Das Urteil ist gegen Sicherheitsleistung in Höhe des beizutreibenden Betrages vorläufig vollstreckbar.
1
Tatbestand
2Die Klägerin bietet verschiedene Leistungen im Zusammenhang mit der Eintragung in Branchenbücher an. Sie übersandte dem Beklagten an die Adresse der von diesem betriebenen Firma L ein „Eintragungsangebot zum Premiumeintrag 2011“. Auf der linken Seite sind dort unter der Überschrift „Korrekturabzug“ die Daten einer Druckerei“ bt druck“ aufgeführt. Rechts wird zu einem vorgedruckten angekreuzten Feld ausgeführt:
3„Premiumeintrag
4Wir haben einen kostenlosen Standardeintrag für Sie unter www.s-c.de geschaffen. Wenn Sie einen kostenpflichtigen Premiumeintrag wünschen, dann ist das übersandte Formular zu unterzeichnen und zurückzusenden.
5Der Premiumeintrag kostet 990 Euro zuzüglich der gesetzlichen MwSt. pro Jahr. Die Laufzeit des Vertrages beträgt 2 Jahre und verlängert sich jeweils um ein weiteres Jahr, wenn nicht 3 Monate vor Ablauf des Vertrages schriftlich gekündigt wird.
6Wir weisen ausdrücklich darauf hin, dass unser Verlag mit den Gelbe Seiten Verlagen und der DeTeMedien Gruppe in keiner geschäftlichen Beziehung steht…“
7Für den weiteren Inhalt und die optische Gestaltung des Schreibens wird auf Bl. 11 d. A. Bezug genommen. Der Beklagte änderte im „Korrekturabzug“ den Firmennamen handschriftlich in „L“. Weiterhin änderte er handschriftlich die e-mailAdresse und die Internetadresse. Handschriftlich ist das Datum 17.05.2011 eingetragen. Auf der vorgesehenen Linie befindet sich eine Unterschrift mit dem Zusatz „t1“ in Druckbuchstaben.
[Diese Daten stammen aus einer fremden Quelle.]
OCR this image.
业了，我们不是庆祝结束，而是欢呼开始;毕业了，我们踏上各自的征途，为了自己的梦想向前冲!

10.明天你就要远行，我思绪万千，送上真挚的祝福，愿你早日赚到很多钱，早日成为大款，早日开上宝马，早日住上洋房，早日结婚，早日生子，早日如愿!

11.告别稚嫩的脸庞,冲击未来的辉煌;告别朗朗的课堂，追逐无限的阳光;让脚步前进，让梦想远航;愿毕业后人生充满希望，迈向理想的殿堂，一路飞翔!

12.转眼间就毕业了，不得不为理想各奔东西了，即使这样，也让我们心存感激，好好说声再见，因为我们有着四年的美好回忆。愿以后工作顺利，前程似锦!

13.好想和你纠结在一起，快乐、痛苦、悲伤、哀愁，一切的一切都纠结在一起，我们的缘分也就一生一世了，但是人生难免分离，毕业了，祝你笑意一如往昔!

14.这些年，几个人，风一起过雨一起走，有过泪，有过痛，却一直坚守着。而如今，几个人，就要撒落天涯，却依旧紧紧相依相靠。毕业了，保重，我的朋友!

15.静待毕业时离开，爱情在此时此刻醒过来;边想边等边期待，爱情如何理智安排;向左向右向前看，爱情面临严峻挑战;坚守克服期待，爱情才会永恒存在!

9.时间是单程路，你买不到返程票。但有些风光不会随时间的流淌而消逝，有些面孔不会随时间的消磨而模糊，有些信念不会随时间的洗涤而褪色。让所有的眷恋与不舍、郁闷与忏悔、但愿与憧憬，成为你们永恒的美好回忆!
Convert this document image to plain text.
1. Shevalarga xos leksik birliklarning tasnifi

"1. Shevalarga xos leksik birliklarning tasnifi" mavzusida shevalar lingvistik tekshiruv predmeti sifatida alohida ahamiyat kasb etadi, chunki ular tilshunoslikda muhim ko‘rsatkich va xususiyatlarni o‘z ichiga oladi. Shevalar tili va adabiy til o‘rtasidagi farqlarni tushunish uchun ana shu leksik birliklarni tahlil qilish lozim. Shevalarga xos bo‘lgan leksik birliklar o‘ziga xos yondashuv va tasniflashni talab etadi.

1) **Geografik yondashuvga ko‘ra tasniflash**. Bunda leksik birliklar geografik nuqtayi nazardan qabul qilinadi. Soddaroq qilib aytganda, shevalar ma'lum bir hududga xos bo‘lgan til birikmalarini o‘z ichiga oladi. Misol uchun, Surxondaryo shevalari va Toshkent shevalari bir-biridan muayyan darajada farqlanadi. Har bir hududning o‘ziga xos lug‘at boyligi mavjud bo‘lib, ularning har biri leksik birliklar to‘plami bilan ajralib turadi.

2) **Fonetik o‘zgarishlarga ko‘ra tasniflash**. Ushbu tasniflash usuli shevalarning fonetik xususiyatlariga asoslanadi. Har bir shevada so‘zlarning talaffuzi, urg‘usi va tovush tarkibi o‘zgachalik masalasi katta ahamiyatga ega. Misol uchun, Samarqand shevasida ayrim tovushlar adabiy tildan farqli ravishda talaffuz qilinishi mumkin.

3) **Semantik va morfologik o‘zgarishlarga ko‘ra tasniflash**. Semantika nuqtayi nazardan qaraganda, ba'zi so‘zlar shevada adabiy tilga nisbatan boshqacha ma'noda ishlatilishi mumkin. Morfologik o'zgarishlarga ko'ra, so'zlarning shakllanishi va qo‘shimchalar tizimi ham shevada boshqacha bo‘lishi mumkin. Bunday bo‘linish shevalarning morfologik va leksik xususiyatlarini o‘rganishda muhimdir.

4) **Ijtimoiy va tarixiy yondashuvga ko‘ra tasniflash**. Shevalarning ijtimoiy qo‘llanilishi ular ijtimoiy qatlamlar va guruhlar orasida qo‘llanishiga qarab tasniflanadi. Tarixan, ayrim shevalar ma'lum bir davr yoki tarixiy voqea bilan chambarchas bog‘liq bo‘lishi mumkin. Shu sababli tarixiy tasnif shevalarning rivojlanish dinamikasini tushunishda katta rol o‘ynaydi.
Der Beklagte sandte das Schreiben per Fax an die Klägerin zurück.
8Die Klägerin übersandte dem Beklagten eine Auftragsbestätigung vom 09.06.2011. Unter dem 16.06.2011 übersandte die Klägerin dem Beklagten eine Rechnung über 1.17810 EUR für den Zeitraum 17.05.2011 bis 17.05.2012. Für den Zeitraum vom 17.05.2012 bis zum 17.05.2013 übersandte die Klägerin dem Beklagten eine Rechnung vom 19.04.2012 über 1.178,10 EUR. Mit Schreiben vom 04.12.2012 teilten die klägerischen Prozessbevollmächtigten dem Beklagten mit, dass sie nach mehreren erfolglosen Mahnungen seitens der Klägerin mit der Geltendmachung der Forderung beauftragt worden seien.
9Die Klägerin behauptet:
10Aus der Formulierung ihres Angebots sei ohne weiteres ersichtlich, dass es sich um ein Angebot handele, dessen Annahme der freien Entscheidung des Adressaten unterliege. Bereits bei oberflächlicher Lektüre des Schreibens habe für den Empfänger kein Zweifel daran bestehen können, dass es sich um ein Angebot zum Abschluss eines Dienstleistungsvertrages handele. Der Beklagte habe sich intensiv mit dem Schreiben befasst. Dies werde durch die handschriftlichen Eintragungen deutlich. In der Entscheidung des BGH vom 30.06.2011 sei nur die wettbewerbsrechtliche Zulässigkeit beleuchtet worden. Zur Sittenwidrigkeit müsse neben einem auffälligen Missverhältnis von Leistung und Gegenleistung, welches hier bestritten werde, auch die Ausnutzung einer Zwangslage oder von Unerfahrenheit hinzukommen.
11Die Klägerin beantragt,
121. den Beklagten zu verurteilen, an sie 2.356,20 EUR nebst Zinsen in Höhe von 8 Prozentpunkten über dem Basiszinssatz aus 1.178,10 EUR seit dem 16. Juli 2011 und aus weiteren 1.178,10 EUR seit dem 19.05.2012 sowie vorgerichtliche Mahnkosten in Höhe von 15,00 EUR zu zahlen,
132. den Beklagten zu verurteilen, an sie vorgerichtliche Anwaltsgebühren in Höhe von 229,30 zu zahlen.
14Der Beklagte beantragt,
15die Klage abzuweisen.
16Der Beklagte behauptet:
17Er habe nur Änderungen am kostenlosen Standardeintrag mit blauem Kugelschreiber vorgenommen und diese Änderungen per Fax an die Klägerin übersandt. Der Premiumeintrag sei auf der Vereinbarung bereits drucktechnisch durch die Klägerin angekreuzt gewesen und dem Beklagten nicht zuzurechnen. Hinsichtlich der Masche der Klägerin werde auf die Entscheidung des Bundesgerichtshofs vom 30.06.2011, NJW 2012/ S. 1449 ff verwiesen.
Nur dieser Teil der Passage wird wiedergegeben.